Minimizing wear and tear, the linear motors' magnetic attraction counteracts the weight of the slides, essentially neutralizing the weight on the recirculating roller slide mechanisms, which dramatically increases their life. The equipment and mechanisms also are kept clean because they are suspended above the process. Gravity prevents contact from most grime and coolant used in grinding.
Streamlined control architecture
In addition to mechanical advancements, the new Tactic 8 from Echo Hill also successfully reduced the number of different control platforms used to increase overall efficiency.
Echo Hill initially looked at new automation in 2008 for "control of robots used to load parts into the grinding machines," Harry Schellenberg said. "Up to that point, we had separate controllers for the machine, robots, and another to control gauge data-this required complex communication among all controllers. Echo Hill found a competitive advantage by designing a platform that could handle the robotics, gauging, and machine automation in one controller, one software platform, and one network, representing a turnkey package for us."
To achieve this, Echo Hill uses an industrial PC (IPC) equipped with a 2nd Generation Intel Core i3 processor (2.2 GHz, 2 cores) that runs a unified software platform for full machine control, including robotic and measurement systems. The IPC is completely solid-state with no rotating parts by using CFast [a CompactFlash variant for serial ATA bus] cards for the boot and storage media. In addition, an external heat sink on the IPC safely dissipates heat out of the side of the control cabinet, eliminating the need for a fan. Connected to the IPC on the other side of the pole-mounted control cabinet is an economy control panel for machine visualization.
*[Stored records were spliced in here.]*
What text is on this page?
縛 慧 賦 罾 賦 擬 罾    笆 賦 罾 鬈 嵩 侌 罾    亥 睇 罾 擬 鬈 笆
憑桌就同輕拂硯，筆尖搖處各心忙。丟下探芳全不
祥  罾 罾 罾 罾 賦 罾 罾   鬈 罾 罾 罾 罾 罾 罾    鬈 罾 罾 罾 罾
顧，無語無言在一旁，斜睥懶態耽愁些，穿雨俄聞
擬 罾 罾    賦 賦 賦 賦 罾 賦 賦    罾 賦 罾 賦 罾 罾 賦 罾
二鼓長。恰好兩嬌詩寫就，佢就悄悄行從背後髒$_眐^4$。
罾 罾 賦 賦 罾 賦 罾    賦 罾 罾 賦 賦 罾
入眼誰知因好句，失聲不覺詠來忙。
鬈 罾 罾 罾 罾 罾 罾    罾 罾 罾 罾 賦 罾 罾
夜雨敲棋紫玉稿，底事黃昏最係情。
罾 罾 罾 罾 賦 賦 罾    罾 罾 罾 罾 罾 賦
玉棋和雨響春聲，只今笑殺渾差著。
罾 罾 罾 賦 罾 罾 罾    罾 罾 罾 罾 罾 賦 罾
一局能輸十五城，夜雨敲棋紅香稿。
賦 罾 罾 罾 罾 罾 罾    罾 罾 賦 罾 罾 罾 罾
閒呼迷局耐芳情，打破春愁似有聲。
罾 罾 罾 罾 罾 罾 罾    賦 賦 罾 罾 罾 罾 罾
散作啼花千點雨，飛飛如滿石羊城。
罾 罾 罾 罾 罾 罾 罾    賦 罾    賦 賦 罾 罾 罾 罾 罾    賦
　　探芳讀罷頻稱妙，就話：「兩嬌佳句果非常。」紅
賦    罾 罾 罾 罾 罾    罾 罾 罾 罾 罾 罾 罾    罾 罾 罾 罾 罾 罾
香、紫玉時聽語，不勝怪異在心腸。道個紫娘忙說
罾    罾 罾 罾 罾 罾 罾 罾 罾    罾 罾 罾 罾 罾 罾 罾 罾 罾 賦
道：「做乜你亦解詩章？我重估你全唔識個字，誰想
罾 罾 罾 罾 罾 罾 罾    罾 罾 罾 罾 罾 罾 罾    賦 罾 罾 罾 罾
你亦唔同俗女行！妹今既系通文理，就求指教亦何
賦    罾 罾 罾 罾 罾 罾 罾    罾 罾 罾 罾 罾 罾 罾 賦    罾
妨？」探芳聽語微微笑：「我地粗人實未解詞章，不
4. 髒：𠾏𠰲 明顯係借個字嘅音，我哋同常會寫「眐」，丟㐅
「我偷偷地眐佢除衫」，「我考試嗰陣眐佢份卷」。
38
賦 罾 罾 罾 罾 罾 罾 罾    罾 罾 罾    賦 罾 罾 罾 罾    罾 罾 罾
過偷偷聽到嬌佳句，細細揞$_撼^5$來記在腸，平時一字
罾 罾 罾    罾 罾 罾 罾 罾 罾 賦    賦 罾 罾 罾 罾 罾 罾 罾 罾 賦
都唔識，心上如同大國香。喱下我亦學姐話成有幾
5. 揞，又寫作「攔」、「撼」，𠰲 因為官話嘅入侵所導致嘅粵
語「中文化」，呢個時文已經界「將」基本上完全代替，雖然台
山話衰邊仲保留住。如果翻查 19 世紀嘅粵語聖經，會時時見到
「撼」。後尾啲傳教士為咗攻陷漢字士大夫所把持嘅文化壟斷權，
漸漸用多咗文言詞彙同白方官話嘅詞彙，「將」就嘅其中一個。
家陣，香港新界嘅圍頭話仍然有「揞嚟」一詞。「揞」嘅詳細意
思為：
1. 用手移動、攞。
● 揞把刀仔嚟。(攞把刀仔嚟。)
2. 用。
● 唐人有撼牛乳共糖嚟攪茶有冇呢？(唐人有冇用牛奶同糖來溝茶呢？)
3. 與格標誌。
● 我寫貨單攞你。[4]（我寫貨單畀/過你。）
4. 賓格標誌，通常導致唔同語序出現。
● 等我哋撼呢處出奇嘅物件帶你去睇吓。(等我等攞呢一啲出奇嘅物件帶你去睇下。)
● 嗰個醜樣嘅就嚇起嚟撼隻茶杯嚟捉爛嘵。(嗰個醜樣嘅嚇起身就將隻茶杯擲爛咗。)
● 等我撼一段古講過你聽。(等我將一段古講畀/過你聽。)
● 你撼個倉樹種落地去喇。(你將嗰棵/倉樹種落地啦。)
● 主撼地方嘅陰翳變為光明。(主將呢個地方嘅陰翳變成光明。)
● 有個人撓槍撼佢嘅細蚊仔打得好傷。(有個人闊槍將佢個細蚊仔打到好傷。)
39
For human machine interface (HMI) software, Echo Hill uses a different vendor.
"Running the HMI software on the same ... IPC that runs our automation software is a significant improvement as well," said Dan Schellenberg, vice president and controls expert at Echo Hill Automation (and Harry Schellenberg's brother and business partner). "Prior to standardizing on PC-based control, we used a hardware PLC and a separate 'white box' PC that ran the HMI. Communication between these two systems added complexity and reduced the overall performance of the control system. However, these problems are in the past."
There were numerous benefits of using the IPC as the robot controller, including reductions in cost, panel space, and system complexity. Echo Hill controls the grinding cell, each with three robots per cell, with IPC running the unified control software.
"Implementing all robot coordination ... while handling 3 axes of interpolated motion for our grinding wheels with one controller and one software represents a game-changing system with fewer obstacles to implement leading-edge performance," Dan Schellenberg said. "Also, by running G code in a PC-based control platform to perform complex motion, I can more easily rewrite the programs when the parameters change. We have the flexibility to use multiple programming languages, from standard to highly specialized ones, depending on which is best suited for a particular task in one standard, unified programming environment. Simpler motion control elements are frequently handled using ... function block libraries, which saves programming time."